I've read that a handle decomposition for 4-manifold determines a unique smooth structure, and I've also read that every 4-manifold admits a Kirby diagram. So when does a Kirby diagram fail to determine a handle decomposition?
This question occurred to me while looking at the standard Kirby diagram for the $E_8$-manifold.
It is not true that every topological $4$-manifold admits a Kirby diagram. In fact, a handle-decomposition of a $4$-manifold and a Kirby diagram for that $4$-manifold are equivalent notions. The Kirby diagram is exactly the attaching data for the handles. By a theorem of Morse, every smooth $n$-manifold admits a handle-decomposition so in particular every smooth $4$-manifold admits a Kirby diagram. Locally-flat embeddings can always be smoothed in dimensions $ \leq 3$, so as the attaching is being done in dimension $3$ one can always isotope the attaching maps to be smooth for each attached handle.
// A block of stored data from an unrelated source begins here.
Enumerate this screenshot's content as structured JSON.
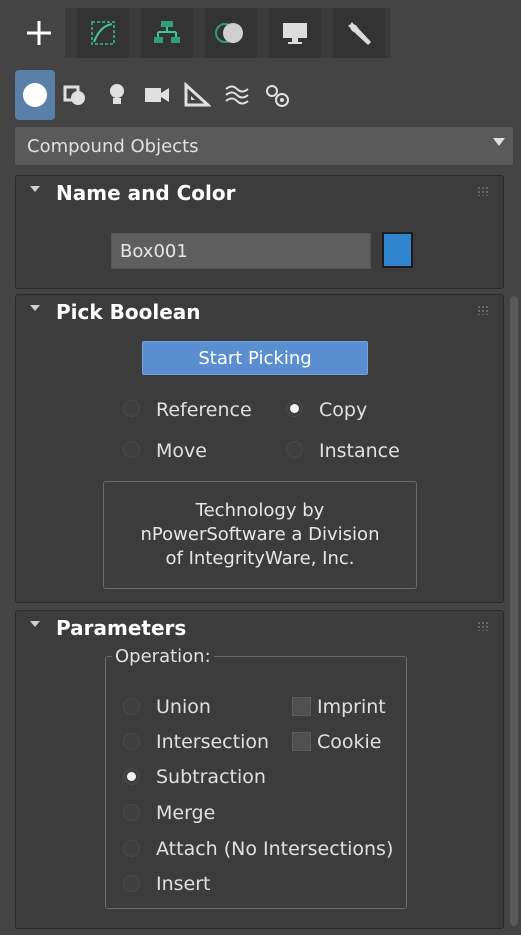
{
  "tabs": [
    {
      "name": "create",
      "icon": "plus-icon",
      "active": true
    },
    {
      "name": "modify",
      "icon": "modify-curve-icon",
      "active": false
    },
    {
      "name": "hierarchy",
      "icon": "hierarchy-icon",
      "active": false
    },
    {
      "name": "motion",
      "icon": "motion-icon",
      "active": false
    },
    {
      "name": "display",
      "icon": "monitor-icon",
      "active": false
    },
    {
      "name": "utilities",
      "icon": "wrench-icon",
      "active": false
    }
  ],
  "categories": [
    {
      "name": "geometry",
      "icon": "sphere-icon",
      "active": true
    },
    {
      "name": "shapes",
      "icon": "shapes-icon"
    },
    {
      "name": "lights",
      "icon": "light-bulb-icon"
    },
    {
      "name": "cameras",
      "icon": "camera-icon"
    },
    {
      "name": "helpers",
      "icon": "helper-ruler-icon"
    },
    {
      "name": "space-warps",
      "icon": "space-warp-icon"
    },
    {
      "name": "systems",
      "icon": "gears-icon"
    }
  ],
  "dropdown": {
    "value": "Compound Objects"
  },
  "name_color": {
    "title": "Name and Color",
    "name_value": "Box001",
    "color": "#2f84cd"
  },
  "pick_boolean": {
    "title": "Pick Boolean",
    "start_button": "Start Picking",
    "options": [
      {
        "label": "Reference",
        "selected": false
      },
      {
        "label": "Copy",
        "selected": true
      },
      {
        "label": "Move",
        "selected": false
      },
      {
        "label": "Instance",
        "selected": false
      }
    ],
    "tech_lines": [
      "Technology by",
      "nPowerSoftware a Division",
      "of IntegrityWare, Inc."
    ]
  },
  "parameters": {
    "title": "Parameters",
    "group_label": "Operation:",
    "operations": [
      {
        "label": "Union",
        "selected": false
      },
      {
        "label": "Intersection",
        "selected": false
      },
      {
        "label": "Subtraction",
        "selected": true
      },
      {
        "label": "Merge",
        "selected": false
      },
      {
        "label": "Attach (No Intersections)",
        "selected": false
      },
      {
        "label": "Insert",
        "selected": false
      }
    ],
    "checks": [
      {
        "label": "Imprint",
        "checked": false
      },
      {
        "label": "Cookie",
        "checked": false
      }
    ]
  },
  "colors": {
    "accent": "#5a8ed1",
    "panel": "#3c3c3c",
    "background": "#444444"
  }
}
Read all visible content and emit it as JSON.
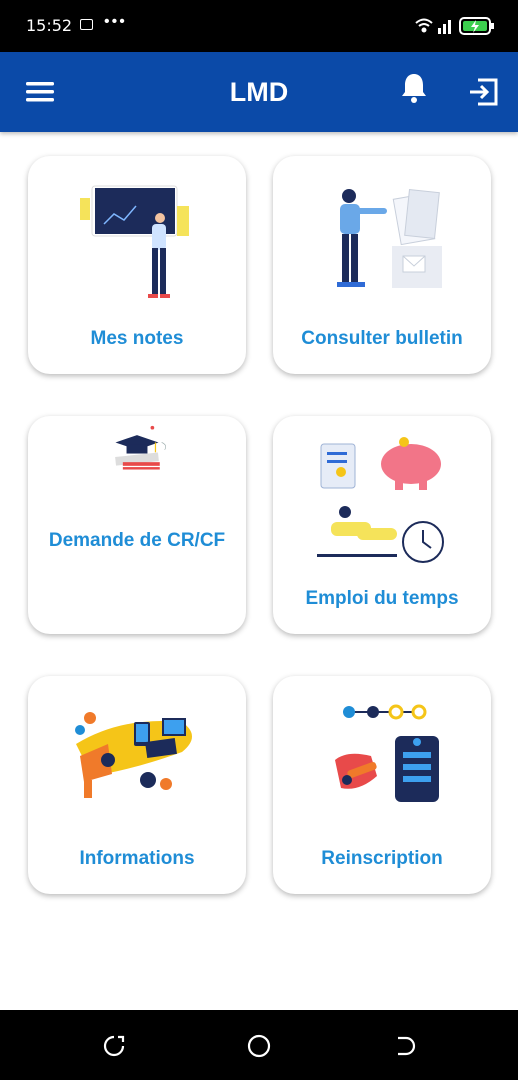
{
  "status_bar": {
    "time": "15:52"
  },
  "app_bar": {
    "title": "LMD"
  },
  "cards": [
    {
      "label": "Mes notes"
    },
    {
      "label": "Consulter bulletin"
    },
    {
      "label": "Demande de CR/CF"
    },
    {
      "label": "Emploi du temps"
    },
    {
      "label": "Informations"
    },
    {
      "label": "Reinscription"
    }
  ],
  "colors": {
    "primary": "#0b4aa8",
    "label": "#1f8dd6",
    "accent_red": "#e84a4a",
    "accent_yellow": "#f5c518"
  },
  "icons": [
    "menu-icon",
    "bell-icon",
    "logout-icon",
    "recent-apps-icon",
    "home-icon",
    "back-icon"
  ]
}
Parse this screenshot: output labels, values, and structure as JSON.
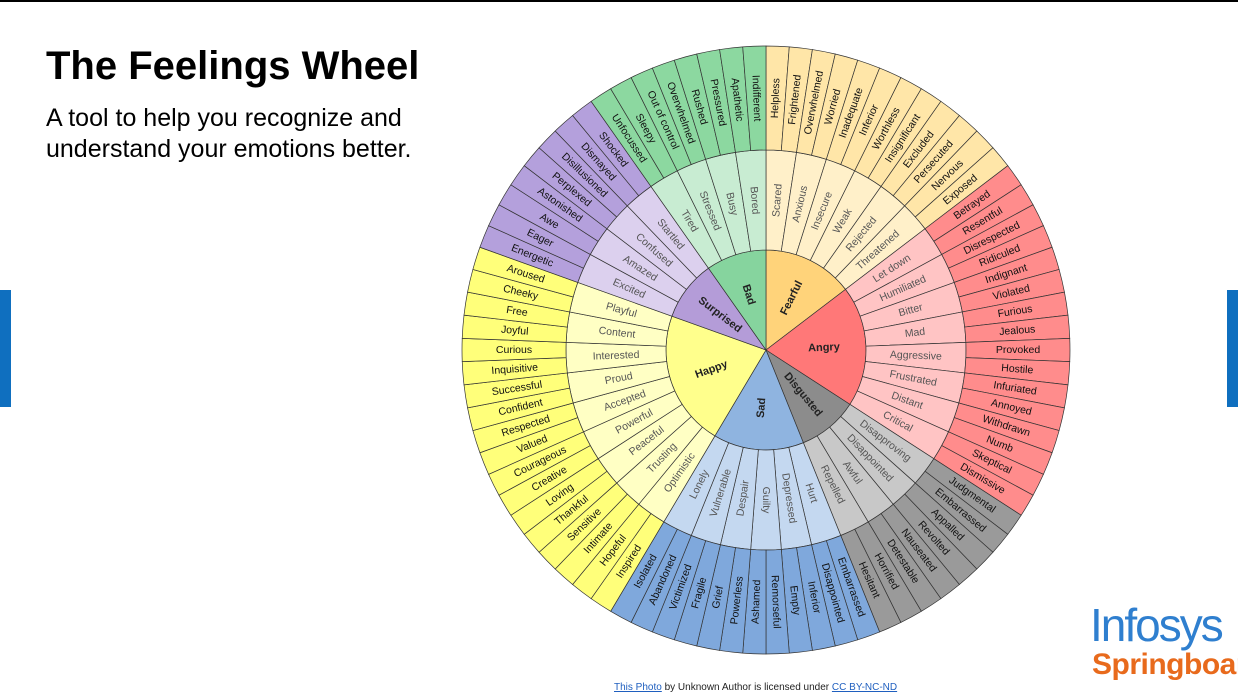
{
  "slide": {
    "title": "The Feelings Wheel",
    "subtitle": "A tool to help you recognize and understand your emotions better."
  },
  "wheel": {
    "core": [
      {
        "label": "Fearful",
        "color": "#ffd37a",
        "outer_color": "#ffe6a8",
        "mid_color": "#fff0c9",
        "middle": [
          {
            "label": "Scared",
            "outer": [
              "Helpless",
              "Frightened"
            ]
          },
          {
            "label": "Anxious",
            "outer": [
              "Overwhelmed",
              "Worried"
            ]
          },
          {
            "label": "Insecure",
            "outer": [
              "Inadequate",
              "Inferior"
            ]
          },
          {
            "label": "Weak",
            "outer": [
              "Worthless",
              "Insignificant"
            ]
          },
          {
            "label": "Rejected",
            "outer": [
              "Excluded",
              "Persecuted"
            ]
          },
          {
            "label": "Threatened",
            "outer": [
              "Nervous",
              "Exposed"
            ]
          }
        ]
      },
      {
        "label": "Angry",
        "color": "#ff7878",
        "outer_color": "#ff8c8c",
        "mid_color": "#ffc4c4",
        "middle": [
          {
            "label": "Let down",
            "outer": [
              "Betrayed",
              "Resentful"
            ]
          },
          {
            "label": "Humiliated",
            "outer": [
              "Disrespected",
              "Ridiculed"
            ]
          },
          {
            "label": "Bitter",
            "outer": [
              "Indignant",
              "Violated"
            ]
          },
          {
            "label": "Mad",
            "outer": [
              "Furious",
              "Jealous"
            ]
          },
          {
            "label": "Aggressive",
            "outer": [
              "Provoked",
              "Hostile"
            ]
          },
          {
            "label": "Frustrated",
            "outer": [
              "Infuriated",
              "Annoyed"
            ]
          },
          {
            "label": "Distant",
            "outer": [
              "Withdrawn",
              "Numb"
            ]
          },
          {
            "label": "Critical",
            "outer": [
              "Skeptical",
              "Dismissive"
            ]
          }
        ]
      },
      {
        "label": "Disgusted",
        "color": "#8c8c8c",
        "outer_color": "#9a9a9a",
        "mid_color": "#c8c8c8",
        "middle": [
          {
            "label": "Disapproving",
            "outer": [
              "Judgmental",
              "Embarrassed"
            ]
          },
          {
            "label": "Disappointed",
            "outer": [
              "Appalled",
              "Revolted"
            ]
          },
          {
            "label": "Awful",
            "outer": [
              "Nauseated",
              "Detestable"
            ]
          },
          {
            "label": "Repelled",
            "outer": [
              "Horrified",
              "Hesitant"
            ]
          }
        ]
      },
      {
        "label": "Sad",
        "color": "#8fb4e0",
        "outer_color": "#7fa8dc",
        "mid_color": "#c4d8f0",
        "middle": [
          {
            "label": "Hurt",
            "outer": [
              "Embarrassed",
              "Disappointed"
            ]
          },
          {
            "label": "Depressed",
            "outer": [
              "Inferior",
              "Empty"
            ]
          },
          {
            "label": "Guilty",
            "outer": [
              "Remorseful",
              "Ashamed"
            ]
          },
          {
            "label": "Despair",
            "outer": [
              "Powerless",
              "Grief"
            ]
          },
          {
            "label": "Vulnerable",
            "outer": [
              "Fragile",
              "Victimized"
            ]
          },
          {
            "label": "Lonely",
            "outer": [
              "Abandoned",
              "Isolated"
            ]
          }
        ]
      },
      {
        "label": "Happy",
        "color": "#ffff8c",
        "outer_color": "#ffff7a",
        "mid_color": "#ffffc4",
        "middle": [
          {
            "label": "Optimistic",
            "outer": [
              "Inspired",
              "Hopeful"
            ]
          },
          {
            "label": "Trusting",
            "outer": [
              "Intimate",
              "Sensitive"
            ]
          },
          {
            "label": "Peaceful",
            "outer": [
              "Thankful",
              "Loving"
            ]
          },
          {
            "label": "Powerful",
            "outer": [
              "Creative",
              "Courageous"
            ]
          },
          {
            "label": "Accepted",
            "outer": [
              "Valued",
              "Respected"
            ]
          },
          {
            "label": "Proud",
            "outer": [
              "Confident",
              "Successful"
            ]
          },
          {
            "label": "Interested",
            "outer": [
              "Inquisitive",
              "Curious"
            ]
          },
          {
            "label": "Content",
            "outer": [
              "Joyful",
              "Free"
            ]
          },
          {
            "label": "Playful",
            "outer": [
              "Cheeky",
              "Aroused"
            ]
          }
        ]
      },
      {
        "label": "Surprised",
        "color": "#b49cd8",
        "outer_color": "#b4a0dc",
        "mid_color": "#dcd0ee",
        "middle": [
          {
            "label": "Excited",
            "outer": [
              "Energetic",
              "Eager"
            ]
          },
          {
            "label": "Amazed",
            "outer": [
              "Awe",
              "Astonished"
            ]
          },
          {
            "label": "Confused",
            "outer": [
              "Perplexed",
              "Disillusioned"
            ]
          },
          {
            "label": "Startled",
            "outer": [
              "Dismayed",
              "Shocked"
            ]
          }
        ]
      },
      {
        "label": "Bad",
        "color": "#86d49e",
        "outer_color": "#8cd8a0",
        "mid_color": "#c8ecd2",
        "middle": [
          {
            "label": "Tired",
            "outer": [
              "Unfocussed",
              "Sleepy"
            ]
          },
          {
            "label": "Stressed",
            "outer": [
              "Out of control",
              "Overwhelmed"
            ]
          },
          {
            "label": "Busy",
            "outer": [
              "Rushed",
              "Pressured"
            ]
          },
          {
            "label": "Bored",
            "outer": [
              "Apathetic",
              "Indifferent"
            ]
          }
        ]
      }
    ]
  },
  "caption": {
    "link1": "This Photo",
    "middle": " by Unknown Author is licensed under ",
    "link2": "CC BY-NC-ND"
  },
  "logo": {
    "line1": "Infosys",
    "line2": "Springboard"
  }
}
In particular a topological handle-decomposition on a $4$-manifold can be refined to a smooth one, and hence a topological $4$-manifold with a handle-decomposition must admit a smooth structure coming from this decomposition. (As far as I know the source for this argument is due to Kirby. It appears here.)
However, it is not true that every topological $4$-manifold admits a smooth structure (i.e. Freedman's E8 manifold given by capping the E8 plumbing by a contractible 4-manifold in Mike Miller's comment). In particular, such a manifold cannot admit a topological handle-decomposition (or a Kirby diagram).